Anyone having made their acquaintance with Crushed Beaks through listening to their 2012 single ‘Breakdown,’ could be forgiven for thinking that the four tracks on ‘Tropes’ were made by a completely different band. Eschewing the indie-pop and ska-esque, Caribbean flavoured rhythms of last year’s release, the London duo have treated us to a debut EP of visceral, raucous but pleasingly tuneful, punk inflected noise-pop.

Layout 1

The ambient feedback coupled with drummer Alex Morris’s gradually emerging cymbals at the intro to ‘Feelers’ is the most transient of calms before Matt Poile’s guitar heralds in the boisterous scuzz-pop storm.  A track described by the band as about the ‘unknowability of others,’ the lyrics are hard to decipher within Poile’s exuberantly incoherent delivery; however, as some breathing space opens up at the song’s bridge, the lyrics of ‘This stupid game has lasted so long, now I look for an answer/But still I look’ allude to a frustration in trying to figure a certain someone out.

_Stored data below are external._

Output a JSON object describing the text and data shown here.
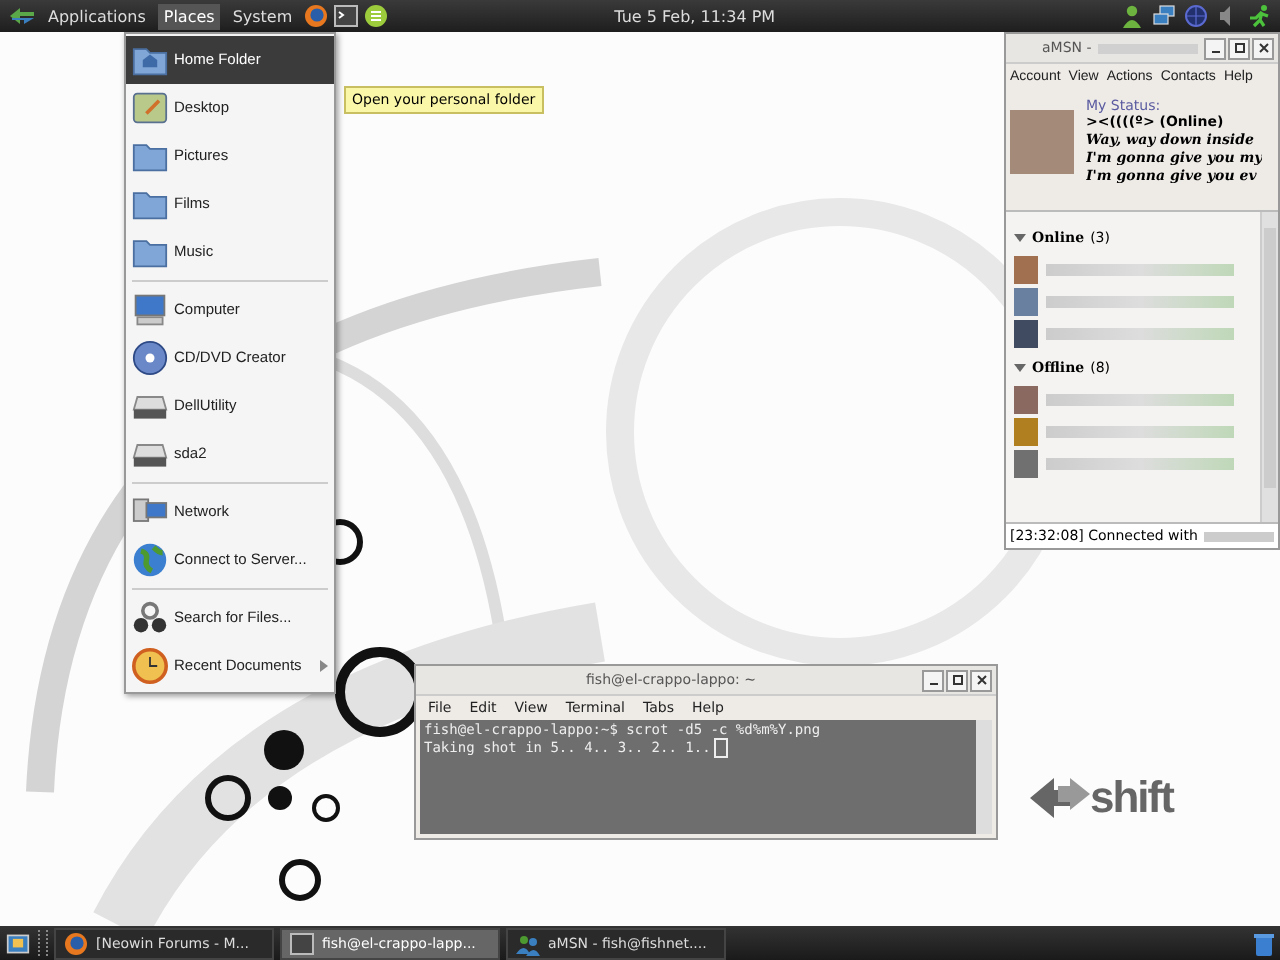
{
  "top_panel": {
    "menus": [
      {
        "label": "Applications",
        "selected": false
      },
      {
        "label": "Places",
        "selected": true
      },
      {
        "label": "System",
        "selected": false
      }
    ],
    "clock": "Tue  5 Feb, 11:34 PM"
  },
  "places_menu": {
    "sections": [
      [
        {
          "label": "Home Folder",
          "kind": "home",
          "selected": true,
          "submenu": false
        },
        {
          "label": "Desktop",
          "kind": "desktop",
          "selected": false,
          "submenu": false
        },
        {
          "label": "Pictures",
          "kind": "folder",
          "selected": false,
          "submenu": false
        },
        {
          "label": "Films",
          "kind": "folder",
          "selected": false,
          "submenu": false
        },
        {
          "label": "Music",
          "kind": "folder",
          "selected": false,
          "submenu": false
        }
      ],
      [
        {
          "label": "Computer",
          "kind": "computer",
          "selected": false,
          "submenu": false
        },
        {
          "label": "CD/DVD Creator",
          "kind": "disc",
          "selected": false,
          "submenu": false
        },
        {
          "label": "DellUtility",
          "kind": "drive",
          "selected": false,
          "submenu": false
        },
        {
          "label": "sda2",
          "kind": "drive",
          "selected": false,
          "submenu": false
        }
      ],
      [
        {
          "label": "Network",
          "kind": "network",
          "selected": false,
          "submenu": false
        },
        {
          "label": "Connect to Server...",
          "kind": "globe",
          "selected": false,
          "submenu": false
        }
      ],
      [
        {
          "label": "Search for Files...",
          "kind": "search",
          "selected": false,
          "submenu": false
        },
        {
          "label": "Recent Documents",
          "kind": "clock",
          "selected": false,
          "submenu": true
        }
      ]
    ]
  },
  "tooltip": "Open your personal folder",
  "amsn": {
    "title": "aMSN -",
    "menu": [
      "Account",
      "View",
      "Actions",
      "Contacts",
      "Help"
    ],
    "status_label": "My Status:",
    "nick": "><((((º> (Online)",
    "messages": [
      "Way, way down inside",
      "I'm gonna give you my",
      "I'm gonna give you ev"
    ],
    "groups": [
      {
        "name": "Online",
        "count": "(3)",
        "expanded": true
      },
      {
        "name": "Offline",
        "count": "(8)",
        "expanded": true
      }
    ],
    "status_bar": "[23:32:08] Connected with"
  },
  "terminal": {
    "title": "fish@el-crappo-lappo: ~",
    "menu": [
      "File",
      "Edit",
      "View",
      "Terminal",
      "Tabs",
      "Help"
    ],
    "lines": [
      "fish@el-crappo-lappo:~$ scrot -d5 -c %d%m%Y.png",
      "Taking shot in 5.. 4.. 3.. 2.. 1.."
    ]
  },
  "logo": "shift",
  "taskbar": {
    "tasks": [
      {
        "label": "[Neowin Forums - M...",
        "kind": "firefox",
        "selected": false
      },
      {
        "label": "fish@el-crappo-lapp...",
        "kind": "terminal",
        "selected": true
      },
      {
        "label": "aMSN - fish@fishnet....",
        "kind": "people",
        "selected": false
      }
    ]
  }
}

Title track ‘Tropes’ wastes even less time in launching into the turbulent rush of uproarious guitar and drums.  With an irascible vocal that certainly bears a passing resemblance to Joe Strummer, the song is the most punk the band have sounded so far in their young career. Amid the self-consciously shambolic assault, it becomes clear that Crushed Beaks also have a melodic sensibility that imbues their music with a tunefulness that prevents it from being just a distorted racket. The ‘Woo-ah-ooh’ backing harmonies that follow the choruses towards the track’s finale hint at a considerable ear for catchiness that, looking forward, may hold them in good stead.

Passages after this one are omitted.